Peak I_Ca-L and sarcoplasmic reticulum (SR) Ca content are restored following recovery of the atrial t-tubule network. A, Example voltage step (upper) used to elicit I_Ca-L (lower) in control (Ctrl; black), heart failure (HF; red), and recovery (Rec; green) atrial myocytes, and data (right) for peak I_Ca-L. B, Normalized I_Ca-L (left) and data (right) for the I_Ca-L inactivation rate constant. C, I_Ca-L integral. D, Quantitative assessment of free and total Ca in atrial myocytes. Caffeine-evoked free Ca²⁺ transients (top) are associated with inward I_NCX (middle), which was integrated in a cumulative manner and corrected for cell volume and Ca²⁺ removal via pathways other than Na⁺-Ca²⁺ exchanger (NCX) to give a measure of total Ca (lower). E, SR Ca content as calculated from D. F, Typical cellular buffer curves showing the relationship between free and total Ca. G, Cellular Ca²⁺ buffering power. Symbols denote cells n; control: n=22 (12 animals) for A and C; n=16 (11 animals) for B; n=25 (16 animals) for E and G; HF: n=35 (14 animals) for A to C, n=21 (12 animals) for E and G; recovery: n=21 (6 animals) for A and C, n=15 (6 animals) for B; n=17 (6 animals) for E and G; compared using linear mixed modeling or simple linear regression. Data are presented as mean±SEM.

Figure 7.

Detubulation (Detub) of recovered atrial myocytes converts the recovery Ca²⁺ transient back to a heart failure (HF)-like phenotype.

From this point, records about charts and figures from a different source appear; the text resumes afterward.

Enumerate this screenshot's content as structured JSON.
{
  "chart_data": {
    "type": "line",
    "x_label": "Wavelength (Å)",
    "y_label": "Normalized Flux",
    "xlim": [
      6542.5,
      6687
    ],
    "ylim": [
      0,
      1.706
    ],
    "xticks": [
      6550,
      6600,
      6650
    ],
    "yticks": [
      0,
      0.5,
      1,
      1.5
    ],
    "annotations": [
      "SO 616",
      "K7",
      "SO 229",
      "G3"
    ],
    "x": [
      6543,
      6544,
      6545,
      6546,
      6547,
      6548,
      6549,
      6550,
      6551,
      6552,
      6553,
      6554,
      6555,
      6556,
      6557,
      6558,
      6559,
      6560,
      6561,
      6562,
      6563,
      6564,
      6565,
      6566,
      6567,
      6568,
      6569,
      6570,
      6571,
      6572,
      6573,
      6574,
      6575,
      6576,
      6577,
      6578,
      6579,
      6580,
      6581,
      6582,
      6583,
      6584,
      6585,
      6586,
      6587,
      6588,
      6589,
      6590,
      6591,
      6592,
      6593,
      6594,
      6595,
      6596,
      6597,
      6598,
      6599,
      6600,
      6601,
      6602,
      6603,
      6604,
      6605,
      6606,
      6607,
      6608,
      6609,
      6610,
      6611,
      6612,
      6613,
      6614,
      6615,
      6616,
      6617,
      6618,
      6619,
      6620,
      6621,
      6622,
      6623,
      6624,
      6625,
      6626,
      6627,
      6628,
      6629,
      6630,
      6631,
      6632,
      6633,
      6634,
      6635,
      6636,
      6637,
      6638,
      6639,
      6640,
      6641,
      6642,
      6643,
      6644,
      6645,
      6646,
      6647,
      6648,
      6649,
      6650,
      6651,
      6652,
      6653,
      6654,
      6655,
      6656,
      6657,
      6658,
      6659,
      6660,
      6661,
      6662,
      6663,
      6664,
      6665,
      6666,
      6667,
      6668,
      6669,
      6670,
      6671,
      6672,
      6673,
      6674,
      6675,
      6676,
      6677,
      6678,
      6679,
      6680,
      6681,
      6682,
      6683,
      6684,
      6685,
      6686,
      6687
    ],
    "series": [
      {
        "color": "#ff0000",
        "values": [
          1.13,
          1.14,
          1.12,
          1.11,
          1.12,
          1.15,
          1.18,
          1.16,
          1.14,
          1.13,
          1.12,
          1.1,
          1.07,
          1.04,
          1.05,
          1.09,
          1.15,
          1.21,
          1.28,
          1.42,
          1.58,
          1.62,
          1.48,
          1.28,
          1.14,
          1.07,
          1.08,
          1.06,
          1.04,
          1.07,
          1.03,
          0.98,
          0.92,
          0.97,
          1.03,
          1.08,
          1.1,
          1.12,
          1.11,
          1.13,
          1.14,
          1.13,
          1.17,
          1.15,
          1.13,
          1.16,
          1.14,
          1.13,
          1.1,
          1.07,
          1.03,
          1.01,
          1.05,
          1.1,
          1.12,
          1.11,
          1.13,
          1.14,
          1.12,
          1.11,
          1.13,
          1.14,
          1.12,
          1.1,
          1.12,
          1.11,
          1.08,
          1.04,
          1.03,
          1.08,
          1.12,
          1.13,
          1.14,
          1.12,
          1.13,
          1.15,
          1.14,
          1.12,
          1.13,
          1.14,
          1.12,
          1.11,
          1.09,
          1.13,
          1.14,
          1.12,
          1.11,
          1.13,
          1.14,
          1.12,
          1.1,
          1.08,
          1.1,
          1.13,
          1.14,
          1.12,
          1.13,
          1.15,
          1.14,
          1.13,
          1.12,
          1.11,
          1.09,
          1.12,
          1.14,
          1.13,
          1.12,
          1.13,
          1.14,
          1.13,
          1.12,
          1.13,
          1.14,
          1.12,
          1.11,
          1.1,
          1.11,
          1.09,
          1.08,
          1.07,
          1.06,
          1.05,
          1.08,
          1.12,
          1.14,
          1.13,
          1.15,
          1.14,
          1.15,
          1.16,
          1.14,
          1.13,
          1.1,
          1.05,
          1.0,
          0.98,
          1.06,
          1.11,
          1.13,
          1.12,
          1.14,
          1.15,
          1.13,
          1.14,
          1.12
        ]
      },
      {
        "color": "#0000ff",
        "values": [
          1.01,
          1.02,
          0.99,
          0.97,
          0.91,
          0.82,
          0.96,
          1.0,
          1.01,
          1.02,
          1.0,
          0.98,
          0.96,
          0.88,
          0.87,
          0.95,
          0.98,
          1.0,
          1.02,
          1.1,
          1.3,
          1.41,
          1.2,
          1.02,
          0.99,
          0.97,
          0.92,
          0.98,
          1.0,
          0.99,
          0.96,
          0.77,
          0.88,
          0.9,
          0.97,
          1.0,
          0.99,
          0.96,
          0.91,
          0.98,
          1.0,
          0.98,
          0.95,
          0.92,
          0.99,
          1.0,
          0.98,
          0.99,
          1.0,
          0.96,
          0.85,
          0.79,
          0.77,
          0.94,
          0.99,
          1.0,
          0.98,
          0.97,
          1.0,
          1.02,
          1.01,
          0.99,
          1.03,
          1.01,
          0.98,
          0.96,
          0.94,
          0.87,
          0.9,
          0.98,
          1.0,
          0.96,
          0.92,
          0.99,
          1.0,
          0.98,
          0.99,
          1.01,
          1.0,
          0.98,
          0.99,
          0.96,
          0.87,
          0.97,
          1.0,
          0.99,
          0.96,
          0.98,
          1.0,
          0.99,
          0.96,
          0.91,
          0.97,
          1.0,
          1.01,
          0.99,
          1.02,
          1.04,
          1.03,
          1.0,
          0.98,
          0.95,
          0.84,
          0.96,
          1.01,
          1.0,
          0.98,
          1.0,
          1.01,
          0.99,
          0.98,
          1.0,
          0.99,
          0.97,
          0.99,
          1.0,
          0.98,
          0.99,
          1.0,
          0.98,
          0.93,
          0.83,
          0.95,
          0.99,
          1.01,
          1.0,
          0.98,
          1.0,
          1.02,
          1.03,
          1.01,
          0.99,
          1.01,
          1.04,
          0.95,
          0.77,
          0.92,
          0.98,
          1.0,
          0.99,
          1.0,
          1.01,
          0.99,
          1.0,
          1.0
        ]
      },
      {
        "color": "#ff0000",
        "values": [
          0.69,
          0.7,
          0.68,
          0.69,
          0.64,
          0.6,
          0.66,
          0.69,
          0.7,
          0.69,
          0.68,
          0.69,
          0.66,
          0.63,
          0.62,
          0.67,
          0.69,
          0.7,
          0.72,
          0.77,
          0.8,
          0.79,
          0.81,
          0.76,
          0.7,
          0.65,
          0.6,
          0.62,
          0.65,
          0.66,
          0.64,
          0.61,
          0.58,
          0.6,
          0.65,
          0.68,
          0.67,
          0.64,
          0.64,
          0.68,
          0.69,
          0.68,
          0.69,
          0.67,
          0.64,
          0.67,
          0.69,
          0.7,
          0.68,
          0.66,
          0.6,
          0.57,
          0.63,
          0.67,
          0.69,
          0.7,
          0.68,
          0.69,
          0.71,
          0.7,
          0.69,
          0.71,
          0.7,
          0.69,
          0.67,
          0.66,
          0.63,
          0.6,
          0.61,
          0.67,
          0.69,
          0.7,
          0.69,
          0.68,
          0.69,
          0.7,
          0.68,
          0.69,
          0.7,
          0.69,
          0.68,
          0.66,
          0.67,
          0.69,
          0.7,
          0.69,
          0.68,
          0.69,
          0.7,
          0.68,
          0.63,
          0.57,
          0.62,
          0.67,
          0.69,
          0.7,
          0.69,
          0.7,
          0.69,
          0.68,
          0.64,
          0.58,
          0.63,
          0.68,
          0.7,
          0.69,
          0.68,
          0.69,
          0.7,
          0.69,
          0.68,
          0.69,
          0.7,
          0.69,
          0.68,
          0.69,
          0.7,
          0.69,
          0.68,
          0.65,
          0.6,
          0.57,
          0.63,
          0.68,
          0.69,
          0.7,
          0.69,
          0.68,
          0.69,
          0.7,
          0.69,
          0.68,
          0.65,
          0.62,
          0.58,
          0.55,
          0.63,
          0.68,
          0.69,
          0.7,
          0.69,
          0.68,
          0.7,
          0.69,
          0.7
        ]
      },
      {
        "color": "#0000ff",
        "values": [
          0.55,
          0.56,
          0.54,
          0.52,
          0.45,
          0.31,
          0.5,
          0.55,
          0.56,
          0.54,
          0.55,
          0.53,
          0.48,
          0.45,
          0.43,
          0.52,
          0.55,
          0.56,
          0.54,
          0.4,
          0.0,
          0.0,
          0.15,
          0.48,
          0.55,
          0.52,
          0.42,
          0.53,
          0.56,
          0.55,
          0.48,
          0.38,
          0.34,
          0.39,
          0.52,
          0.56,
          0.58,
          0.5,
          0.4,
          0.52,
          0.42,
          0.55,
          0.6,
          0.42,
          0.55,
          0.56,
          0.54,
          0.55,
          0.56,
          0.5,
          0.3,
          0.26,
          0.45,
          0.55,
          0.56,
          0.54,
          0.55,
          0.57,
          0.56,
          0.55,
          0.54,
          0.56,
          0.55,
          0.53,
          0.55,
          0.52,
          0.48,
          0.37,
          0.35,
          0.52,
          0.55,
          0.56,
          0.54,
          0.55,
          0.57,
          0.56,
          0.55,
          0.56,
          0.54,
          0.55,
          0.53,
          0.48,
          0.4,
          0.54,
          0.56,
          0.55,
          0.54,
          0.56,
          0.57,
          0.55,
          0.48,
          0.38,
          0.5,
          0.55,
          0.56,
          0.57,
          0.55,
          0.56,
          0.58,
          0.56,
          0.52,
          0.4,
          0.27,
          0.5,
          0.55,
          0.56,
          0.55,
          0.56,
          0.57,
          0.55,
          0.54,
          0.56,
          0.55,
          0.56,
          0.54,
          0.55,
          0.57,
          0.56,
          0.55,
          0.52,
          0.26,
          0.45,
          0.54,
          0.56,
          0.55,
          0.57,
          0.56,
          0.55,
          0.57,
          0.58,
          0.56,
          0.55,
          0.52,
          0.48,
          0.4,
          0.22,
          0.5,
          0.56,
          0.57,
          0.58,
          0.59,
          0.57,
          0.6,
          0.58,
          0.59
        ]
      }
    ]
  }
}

A, Di-4-ANEPPS staining of recovery sheep atrial myocytes showing t-tubule loss following detubulation. Scale bars: 10 µm. B, Half distance to nearest t-tubule and surface membrane. C, Cellular capacitance of recovery atrial myocytes. D, Representative and mean data for peak I_Ca-L in recovery (Rec; gray) and detubulated (Detub) Rec (gray) atrial myocytes. E, Representative systolic Ca²⁺ transients and mean systolic Ca²⁺ transient amplitude. F, Example normalized systolic Ca²⁺ transients, and mean rate of decay of the systolic Ca²⁺ transient (k_SYS). Symbols denote cells n; Rec n=61 (6 animals) for B, n=26 (7 animals) for C, n=20 (6 animals) for D to F; Detub n=19 (3 animals) for B, n=10 (4 animals) for C to F; compared using linear mixed modeling. Data are presented as mean±SEM.

Figure 8.

MTM1 (myotubularin 1) and Tcap (telethonin) influence t-tubule density and structure. A, Western blots and mean data for BIN1 (bridging integrator 1/amphiphysin II), Tcap, MTM1, JPH2 (junctophilin 2) in control (Ctrl), heart failure (HF), and recovery (Rec) sheep atrial tissue. Symbols denote animals N for A, Control: N=5 for BIN1 and JPH2, N=6 for Tcap and MTM1; HF: N=7 for BIN1 and JPH2, N=8 for Tcap and MTM1; recovery: N=7 for BIN1, JPH2, Tcap, and MTM1, compared using ANOVA with multiple comparisons. B, NRVMs transfected with BIN1, Tcap, or MTM1 or triple transfection of BIN, MTM1, and Tcap. C, Fraction of colocalization with BIN1. Mean data summarizing: (D) fractional area of cells occupied by tubules; (E) average skeleton length; and (F) average branching of each tubule structure. Symbols denote cells n for C to F; Ctrl vector n=45 cells (5 L); BIN1: n=79 cells (7 L); BIN1+Tcap: n=98 cells (8 L); BIN1+MTM1: n=84 cells (6 litters); and triple transfection: n=77 cells (5 L); compared using linear mixed modeling. Data are presented as mean±SEM. Scale bars: 10 µm.